U.S. and Israeli officials hope that progress made during talks last week will pave the way for Oman to open its airspace to Israeli airlines.
In July, Saudi Arabia allowed Israeli airlines to use its airspace for eastbound flights to India and China. This was an essential step toward normalizing relations between Saudi Arabia and Israel and one of the achievements of President Biden’s trip to the kingdom, Axios reported.
However, without permission from Oman, Israeli airlines’ flight routes are blocked, and the Saudi decision becomes meaningless.
In 2018, then-Israeli Prime Minister Benjamin Netanyahu visited Oman and obtained a commitment from Sultan Qaboos to allow Israeli airlines to use Omani airspace.
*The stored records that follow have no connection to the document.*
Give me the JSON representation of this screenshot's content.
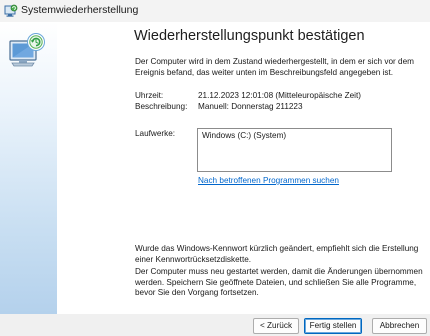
{
  "window": {
    "title": "Systemwiederherstellung"
  },
  "page": {
    "heading": "Wiederherstellungspunkt bestätigen",
    "intro": "Der Computer wird in dem Zustand wiederhergestellt, in dem er sich vor dem Ereignis befand, das weiter unten im Beschreibungsfeld angegeben ist."
  },
  "details": {
    "time_label": "Uhrzeit:",
    "time_value": "21.12.2023 12:01:08 (Mitteleuropäische Zeit)",
    "description_label": "Beschreibung:",
    "description_value": "Manuell: Donnerstag 211223",
    "drives_label": "Laufwerke:",
    "drives": [
      "Windows (C:) (System)"
    ]
  },
  "link": {
    "affected_programs": "Nach betroffenen Programmen suchen"
  },
  "notes": {
    "password": "Wurde das Windows-Kennwort kürzlich geändert, empfiehlt sich die Erstellung einer Kennwortrücksetzdiskette.",
    "restart": "Der Computer muss neu gestartet werden, damit die Änderungen übernommen werden. Speichern Sie geöffnete Dateien, und schließen Sie alle Programme, bevor Sie den Vorgang fortsetzen."
  },
  "buttons": {
    "back": "< Zurück",
    "finish": "Fertig stellen",
    "cancel": "Abbrechen"
  },
  "icons": {
    "title": "system-restore-icon",
    "sidebar": "system-restore-graphic"
  },
  "colors": {
    "link": "#0066cc",
    "default_button_border": "#0067c0",
    "sidebar_gradient_end": "#b4d1ec"
  }
}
Still, following the death of Qaboos, the current Sultan, Haitham bin Tariq, backed out of the decision.
On 10 August, the Sultanate of Oman refused to allow Israeli airliners to pass through its airspace, according to Hebrew media reports.
The reports detail that Tel Aviv hoped to acquire approval to fly its civilian airplanes through the Gulf country’s airspace and provide speedier routes to far eastern countries.
“Oman’s approval is critical and necessary [for Israel to pass through its territory] because, without its consent, flights using Saudi Arabia’s airspace cannot travel to the Indian Ocean and then to various destinations in the East,” the Israeli report states.
According to Middle East Monitor, “the Sultanate of Oman also refuses to adhere to the normalization agreements of the Abraham Accords with Israel, even though its neighbors, the UAE and Bahrain, have signed them.”
Recently, Al-Busaidi revealed his country’s position on establishing normalized relations with Israel, calling for a just resolution to the Palestinian issue.